Interest grows for Main Street
Ventures are underway that could help breathe life back into Main Street, including a proposal by the Haines Brewing Company to buy Haines Borough land downtown.
Brewery owners Paul Wheeler and Jeanne Kitayama are hoping to buy 20,000 square feet of land on Fourth and Main to build a new, L-shaped 2,700-square-foot building for their business.
“By relocating to the downtown area, we will be more accessible to both Haines visitors and locals. With the larger tasting room and seating we can accommodate more customers and increase tour sizes,” Wheeler and Kitayama wrote in a letter to the Haines Borough Planning Commission.
The commission will consider whether to recommend classifying the land for sale at its meeting Thursday, June 12. Their recommendation then goes to the assembly.
Wheeler and Kitayama are requesting only the northern portion of the lot at Fourth and Main, which would still leave room for development of a public park at Third and Main.
“By selling this property to the Haines Brewing Company, the borough would be supporting one of Haines’ few local manufacturing businesses and developing the downtown area. In addition, this expansion of our business would mean employing at least one more person and (would) provide increased sales and property tax revenue,” Wheeler and Kitayama said.

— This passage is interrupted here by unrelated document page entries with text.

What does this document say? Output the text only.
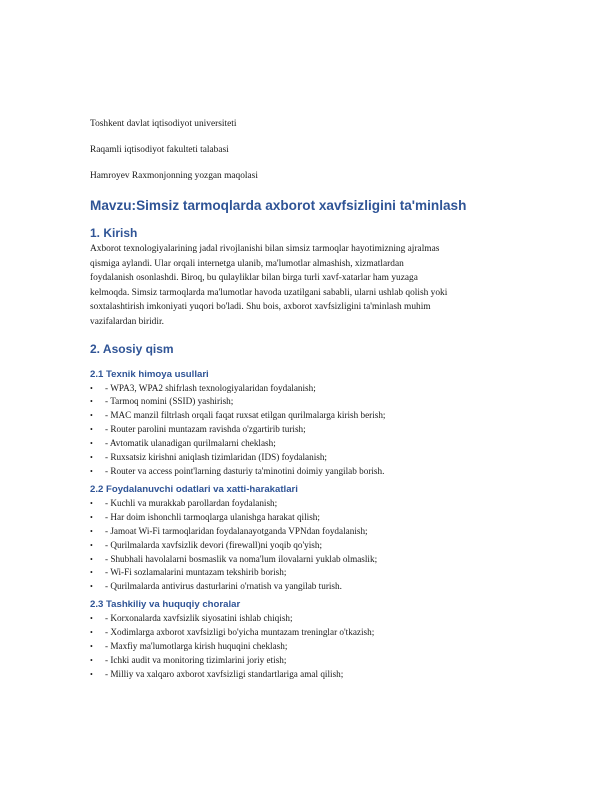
Toshkent davlat iqtisodiyot universiteti

Raqamli iqtisodiyot fakulteti talabasi

Hamroyev Raxmonjonning yozgan maqolasi

Mavzu:Simsiz tarmoqlarda axborot xavfsizligini ta'minlash
1. Kirish
Axborot texnologiyalarining jadal rivojlanishi bilan simsiz tarmoqlar hayotimizning ajralmas
qismiga aylandi. Ular orqali internetga ulanib, ma'lumotlar almashish, xizmatlardan
foydalanish osonlashdi. Biroq, bu qulayliklar bilan birga turli xavf-xatarlar ham yuzaga
kelmoqda. Simsiz tarmoqlarda ma'lumotlar havoda uzatilgani sababli, ularni ushlab qolish yoki
soxtalashtirish imkoniyati yuqori bo'ladi. Shu bois, axborot xavfsizligini ta'minlash muhim
vazifalardan biridir.
2. Asosiy qism
2.1 Texnik himoya usullari
• - WPA3, WPA2 shifrlash texnologiyalaridan foydalanish;
• - Tarmoq nomini (SSID) yashirish;
• - MAC manzil filtrlash orqali faqat ruxsat etilgan qurilmalarga kirish berish;
• - Router parolini muntazam ravishda o'zgartirib turish;
• - Avtomatik ulanadigan qurilmalarni cheklash;
• - Ruxsatsiz kirishni aniqlash tizimlaridan (IDS) foydalanish;
• - Router va access point'larning dasturiy ta'minotini doimiy yangilab borish.
2.2 Foydalanuvchi odatlari va xatti-harakatlari
• - Kuchli va murakkab parollardan foydalanish;
• - Har doim ishonchli tarmoqlarga ulanishga harakat qilish;
• - Jamoat Wi-Fi tarmoqlaridan foydalanayotganda VPNdan foydalanish;
• - Qurilmalarda xavfsizlik devori (firewall)ni yoqib qo'yish;
• - Shubhali havolalarni bosmaslik va noma'lum ilovalarni yuklab olmaslik;
• - Wi-Fi sozlamalarini muntazam tekshirib borish;
• - Qurilmalarda antivirus dasturlarini o'rnatish va yangilab turish.
2.3 Tashkiliy va huquqiy choralar
• - Korxonalarda xavfsizlik siyosatini ishlab chiqish;
• - Xodimlarga axborot xavfsizligi bo'yicha muntazam treninglar o'tkazish;
• - Maxfiy ma'lumotlarga kirish huquqini cheklash;
• - Ichki audit va monitoring tizimlarini joriy etish;
• - Milliy va xalqaro axborot xavfsizligi standartlariga amal qilish;
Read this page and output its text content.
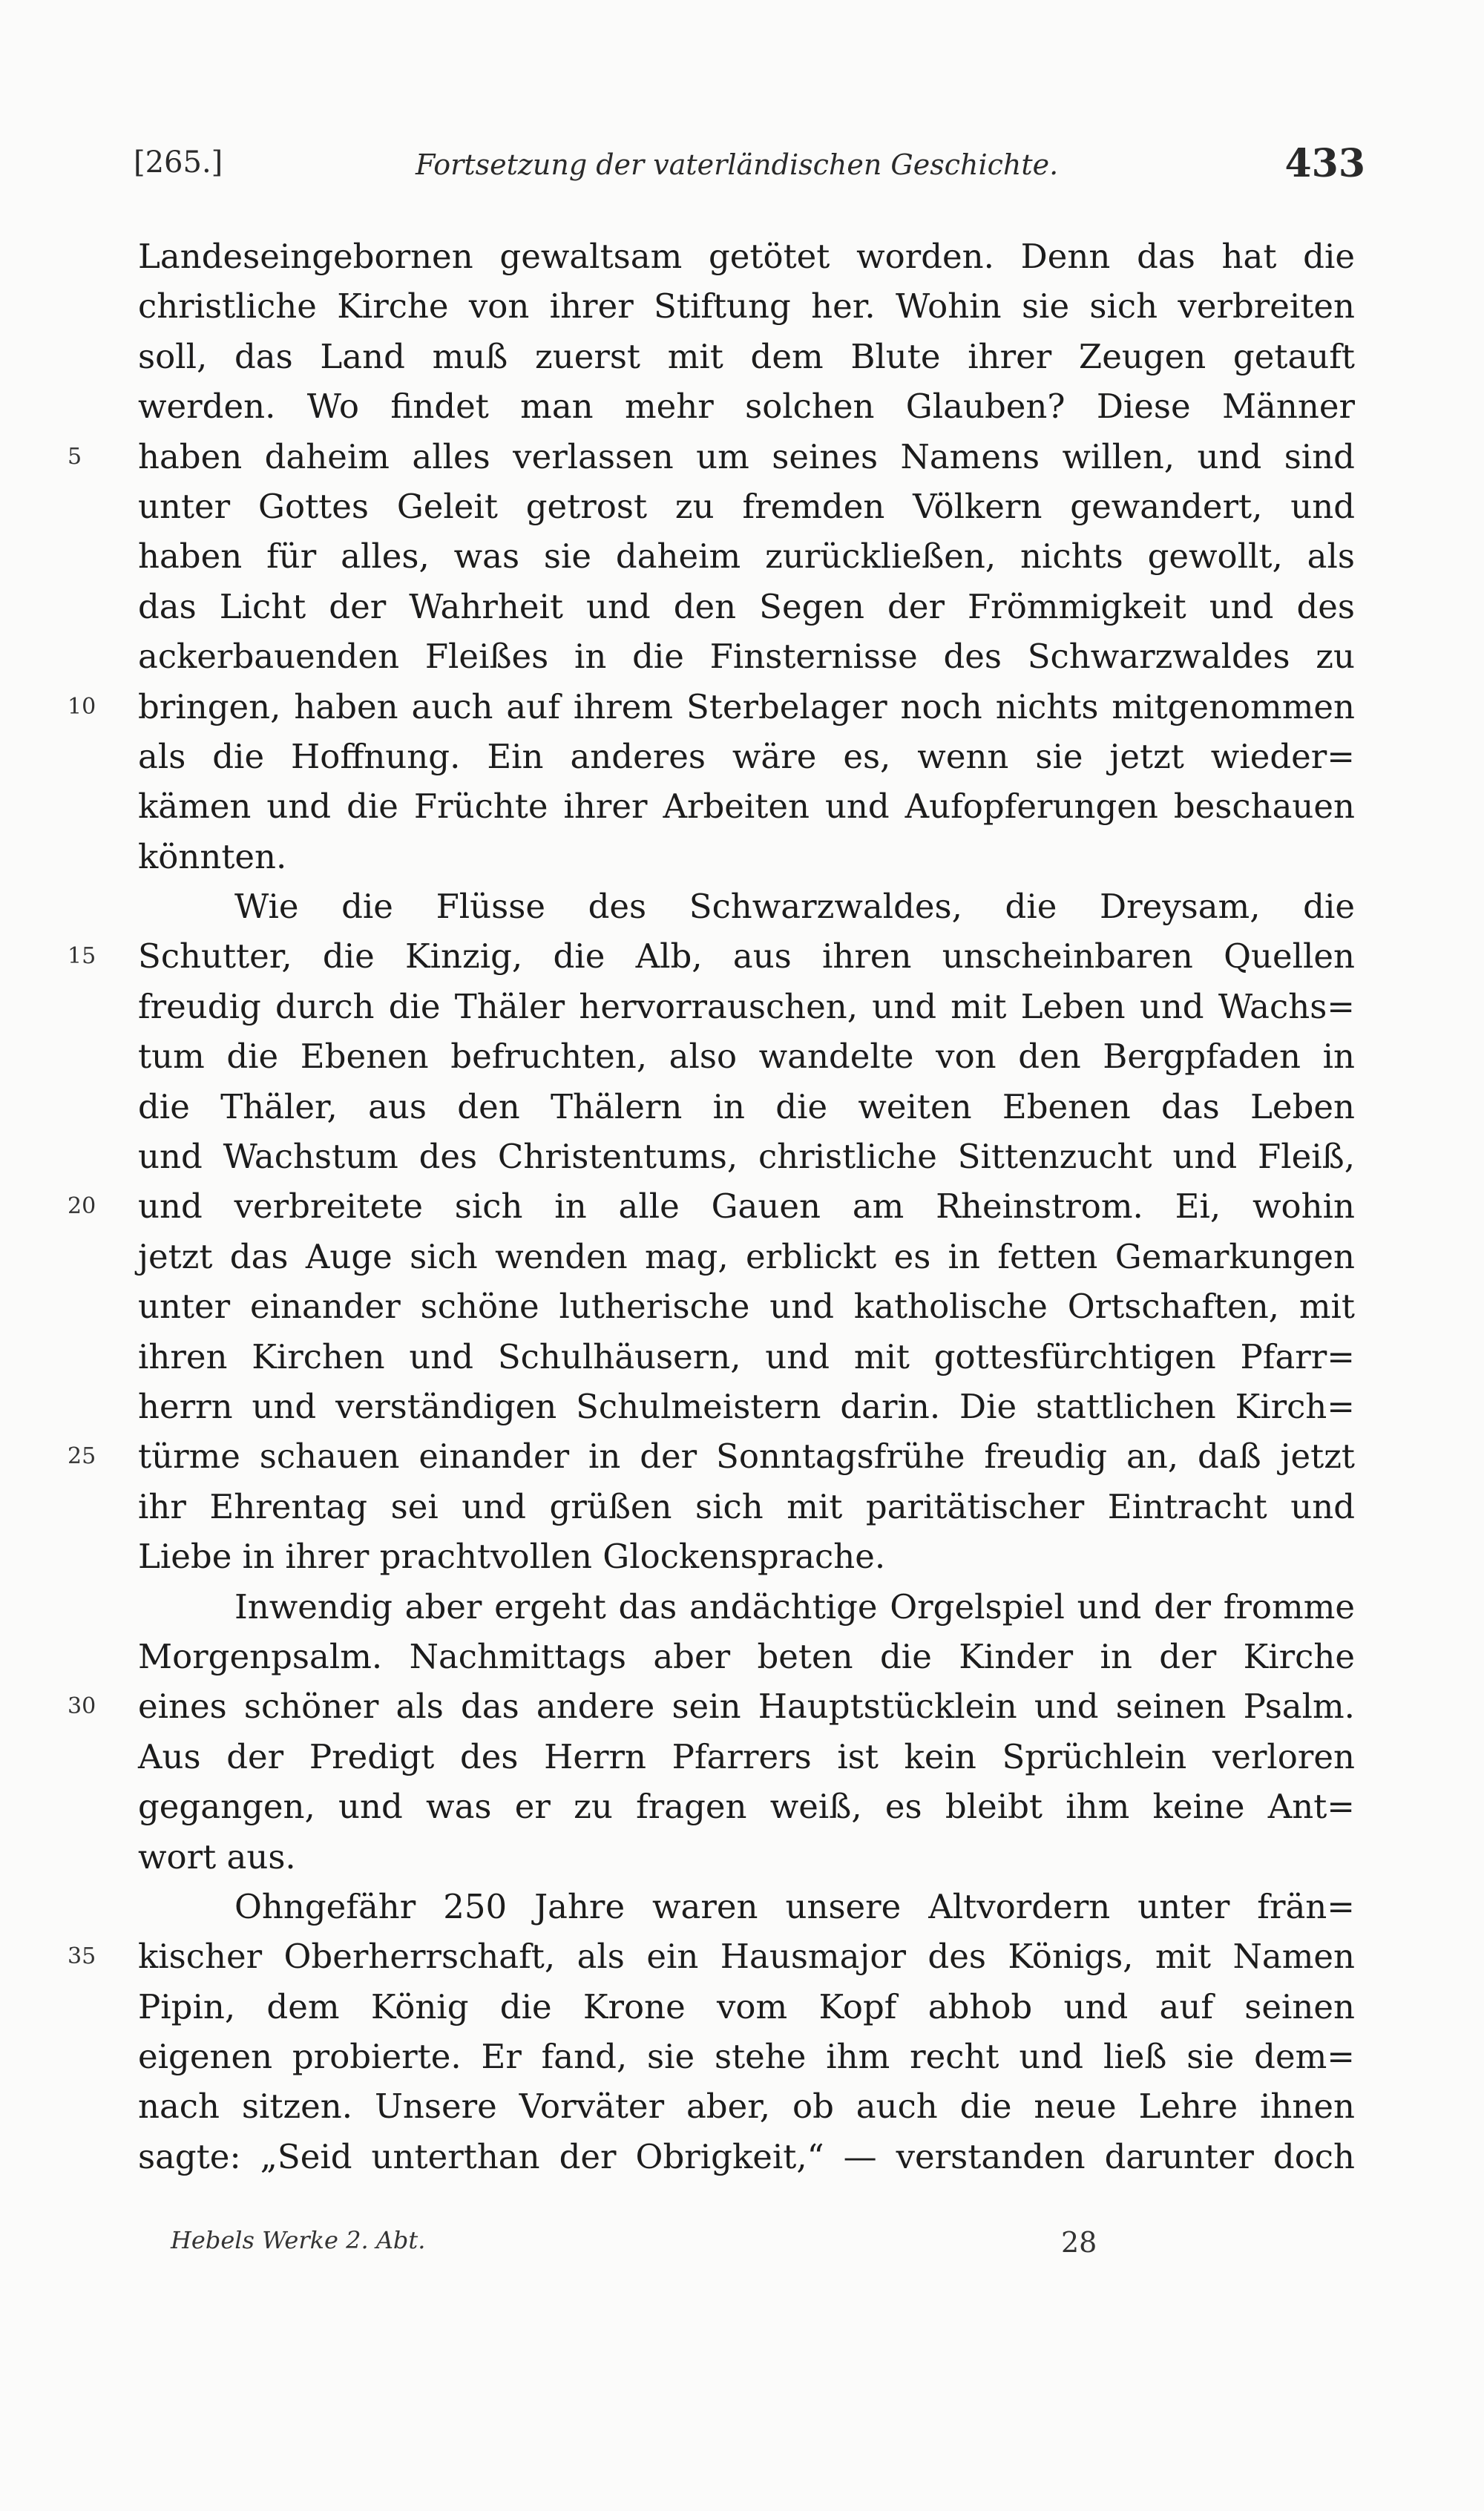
[265.]	Fortsetzung der vaterländischen Geschichte.	433
Landeseingebornen gewaltsam getötet worden. Denn das hat die
christliche Kirche von ihrer Stiftung her. Wohin sie sich verbreiten
soll, das Land muß zuerst mit dem Blute ihrer Zeugen getauft
werden. Wo findet man mehr solchen Glauben? Diese Männer
5	haben daheim alles verlassen um seines Namens willen, und sind
unter Gottes Geleit getrost zu fremden Völkern gewandert, und
haben für alles, was sie daheim zurückließen, nichts gewollt, als
das Licht der Wahrheit und den Segen der Frömmigkeit und des
ackerbauenden Fleißes in die Finsternisse des Schwarzwaldes zu
10	bringen, haben auch auf ihrem Sterbelager noch nichts mitgenommen
als die Hoffnung. Ein anderes wäre es, wenn sie jetzt wieder=
kämen und die Früchte ihrer Arbeiten und Aufopferungen beschauen
könnten.
Wie die Flüsse des Schwarzwaldes, die Dreysam, die
15	Schutter, die Kinzig, die Alb, aus ihren unscheinbaren Quellen
freudig durch die Thäler hervorrauschen, und mit Leben und Wachs=
tum die Ebenen befruchten, also wandelte von den Bergpfaden in
die Thäler, aus den Thälern in die weiten Ebenen das Leben
und Wachstum des Christentums, christliche Sittenzucht und Fleiß,
20	und verbreitete sich in alle Gauen am Rheinstrom. Ei, wohin
jetzt das Auge sich wenden mag, erblickt es in fetten Gemarkungen
unter einander schöne lutherische und katholische Ortschaften, mit
ihren Kirchen und Schulhäusern, und mit gottesfürchtigen Pfarr=
herrn und verständigen Schulmeistern darin. Die stattlichen Kirch=
25	türme schauen einander in der Sonntagsfrühe freudig an, daß jetzt
ihr Ehrentag sei und grüßen sich mit paritätischer Eintracht und
Liebe in ihrer prachtvollen Glockensprache.
Inwendig aber ergeht das andächtige Orgelspiel und der fromme
Morgenpsalm. Nachmittags aber beten die Kinder in der Kirche
30	eines schöner als das andere sein Hauptstücklein und seinen Psalm.
Aus der Predigt des Herrn Pfarrers ist kein Sprüchlein verloren
gegangen, und was er zu fragen weiß, es bleibt ihm keine Ant=
wort aus.
Ohngefähr 250 Jahre waren unsere Altvordern unter frän=
35	kischer Oberherrschaft, als ein Hausmajor des Königs, mit Namen
Pipin, dem König die Krone vom Kopf abhob und auf seinen
eigenen probierte. Er fand, sie stehe ihm recht und ließ sie dem=
nach sitzen. Unsere Vorväter aber, ob auch die neue Lehre ihnen
sagte: „Seid unterthan der Obrigkeit,“ — verstanden darunter doch
Hebels Werke 2. Abt.	28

The two said they would hope to open their doors for business a year after purchasing and permitting are complete.
In addition to the potential construction of a new building on Main Street, an old building is getting some new tenants.

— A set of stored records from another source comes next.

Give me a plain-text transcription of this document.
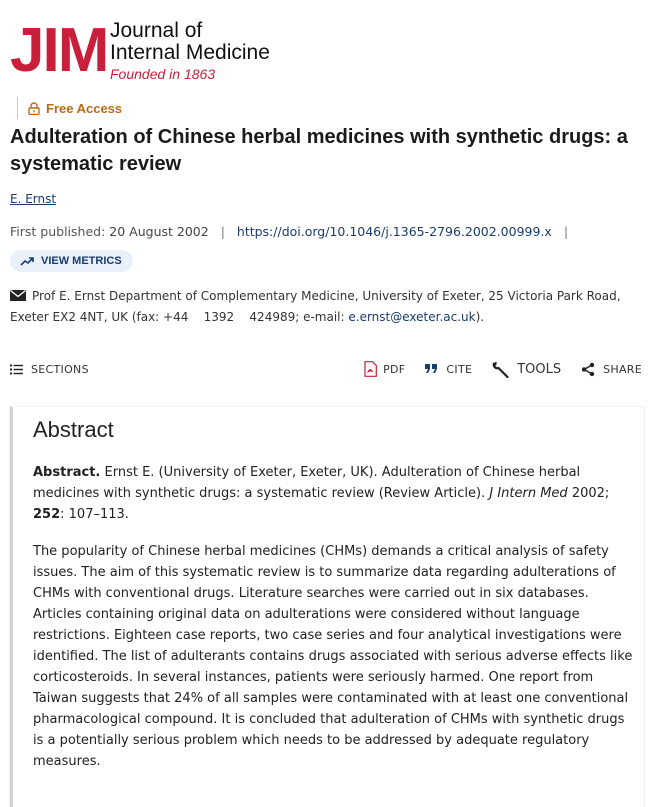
JIM Journal of
Internal Medicine
Founded in 1863
Free Access
Adulteration of Chinese herbal medicines with synthetic drugs: a systematic review
E. Ernst
First published: 20 August 2002 | https://doi.org/10.1046/j.1365-2796.2002.00999.x |
VIEW METRICS
Prof E. Ernst Department of Complementary Medicine, University of Exeter, 25 Victoria Park Road, Exeter EX2 4NT, UK (fax: +44    1392    424989; e-mail: e.ernst@exeter.ac.uk).
SECTIONS	PDF	CITE	TOOLS	SHARE
Abstract

Abstract. Ernst E. (University of Exeter, Exeter, UK). Adulteration of Chinese herbal medicines with synthetic drugs: a systematic review (Review Article). J Intern Med 2002; 252: 107–113.

The popularity of Chinese herbal medicines (CHMs) demands a critical analysis of safety issues. The aim of this systematic review is to summarize data regarding adulterations of CHMs with conventional drugs. Literature searches were carried out in six databases. Articles containing original data on adulterations were considered without language restrictions. Eighteen case reports, two case series and four analytical investigations were identified. The list of adulterants contains drugs associated with serious adverse effects like corticosteroids. In several instances, patients were seriously harmed. One report from Taiwan suggests that 24% of all samples were contaminated with at least one conventional pharmacological compound. It is concluded that adulteration of CHMs with synthetic drugs is a potentially serious problem which needs to be addressed by adequate regulatory measures.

Lynn Canal Counseling Services is moving from its Willard Street location into the long-vacant Ellingen building, sometimes called the “Susie Q’s” building, on Main Street.

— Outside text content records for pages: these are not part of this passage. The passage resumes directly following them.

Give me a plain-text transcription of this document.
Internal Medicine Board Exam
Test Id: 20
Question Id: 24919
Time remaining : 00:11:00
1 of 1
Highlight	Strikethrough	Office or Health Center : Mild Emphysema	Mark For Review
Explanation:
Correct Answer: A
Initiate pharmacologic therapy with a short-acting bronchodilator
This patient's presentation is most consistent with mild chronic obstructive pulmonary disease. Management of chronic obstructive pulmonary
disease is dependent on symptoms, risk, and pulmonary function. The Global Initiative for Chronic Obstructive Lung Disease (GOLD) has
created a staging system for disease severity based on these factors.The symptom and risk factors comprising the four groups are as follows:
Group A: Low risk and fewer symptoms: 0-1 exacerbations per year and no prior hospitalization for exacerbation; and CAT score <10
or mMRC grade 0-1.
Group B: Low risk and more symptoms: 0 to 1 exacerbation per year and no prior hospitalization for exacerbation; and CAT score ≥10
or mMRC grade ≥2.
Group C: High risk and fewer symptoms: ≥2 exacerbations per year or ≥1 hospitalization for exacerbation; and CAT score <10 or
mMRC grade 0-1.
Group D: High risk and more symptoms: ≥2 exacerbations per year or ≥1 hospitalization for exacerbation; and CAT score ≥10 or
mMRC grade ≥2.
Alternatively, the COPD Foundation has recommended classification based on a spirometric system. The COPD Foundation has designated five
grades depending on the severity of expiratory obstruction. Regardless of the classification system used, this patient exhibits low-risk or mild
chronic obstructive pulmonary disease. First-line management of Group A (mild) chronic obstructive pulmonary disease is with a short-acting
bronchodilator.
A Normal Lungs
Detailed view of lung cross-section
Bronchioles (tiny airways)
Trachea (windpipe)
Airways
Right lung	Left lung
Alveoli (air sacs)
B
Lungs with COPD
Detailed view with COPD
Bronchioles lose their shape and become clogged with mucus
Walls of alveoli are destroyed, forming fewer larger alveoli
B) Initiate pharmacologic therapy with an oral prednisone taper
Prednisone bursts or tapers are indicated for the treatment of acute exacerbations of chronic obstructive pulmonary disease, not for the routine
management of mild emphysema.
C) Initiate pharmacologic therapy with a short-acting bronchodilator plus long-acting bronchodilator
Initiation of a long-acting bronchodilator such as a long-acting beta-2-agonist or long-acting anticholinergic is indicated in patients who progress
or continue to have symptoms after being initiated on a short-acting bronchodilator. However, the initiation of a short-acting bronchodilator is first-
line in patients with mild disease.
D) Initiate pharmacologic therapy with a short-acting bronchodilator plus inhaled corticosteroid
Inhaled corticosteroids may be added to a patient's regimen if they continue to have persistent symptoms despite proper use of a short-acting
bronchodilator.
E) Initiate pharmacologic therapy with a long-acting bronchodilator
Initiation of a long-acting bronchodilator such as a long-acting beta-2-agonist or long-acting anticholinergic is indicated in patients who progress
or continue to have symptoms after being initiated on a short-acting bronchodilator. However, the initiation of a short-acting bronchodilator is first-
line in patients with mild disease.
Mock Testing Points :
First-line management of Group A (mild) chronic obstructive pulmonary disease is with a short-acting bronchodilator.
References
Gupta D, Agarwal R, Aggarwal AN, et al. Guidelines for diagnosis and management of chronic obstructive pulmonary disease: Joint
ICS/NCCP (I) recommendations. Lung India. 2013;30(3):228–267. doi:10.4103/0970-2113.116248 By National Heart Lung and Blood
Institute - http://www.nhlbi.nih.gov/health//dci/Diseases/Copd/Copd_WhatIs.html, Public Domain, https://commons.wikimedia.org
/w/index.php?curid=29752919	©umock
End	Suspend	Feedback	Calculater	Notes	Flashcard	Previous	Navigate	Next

Renovations to the building are underway, and LCCS will start seeing clients at its new location July 1.
LCCS executive director Kelly Williamson said the board voted to lease the Ellingen building after discovering the Veterans Village office complex would not be ready for move-in by the end of the nonprofit’s current lease.
One of the building’s storefronts will act as the front office with a reception and waiting area, while the other storefront will be for case management. The area behind reception will house counselor offices, and the existing downstairs apartment will be turned into administration offices and a break room.
The board hasn’t decided what to do with the large upstairs apartment yet, though the kitchen and downstairs laundry facilities may mean the nonprofit can offer more services to its clients who struggle to meet their basic needs.
“We’re super excited about it. It’s a really neat opportunity we never even dreamed of,” Williamson said.
The lease is for a minimum of one year, and the LCCS board will reevaluate at the end of the year to see if it wants to move, lease for longer or purchase the building.
Loyd King, who owns the Ellingen building, previously wanted to sell the building, but after talking to his real estate agent, decided to lease it. “They are really considering buying it,” King said.
“It’s better that the place is occupied instead of just sitting there,” he added.
Also, owners of the historic Coliseum Theater building recently dropped their price for the structure to get the building sold.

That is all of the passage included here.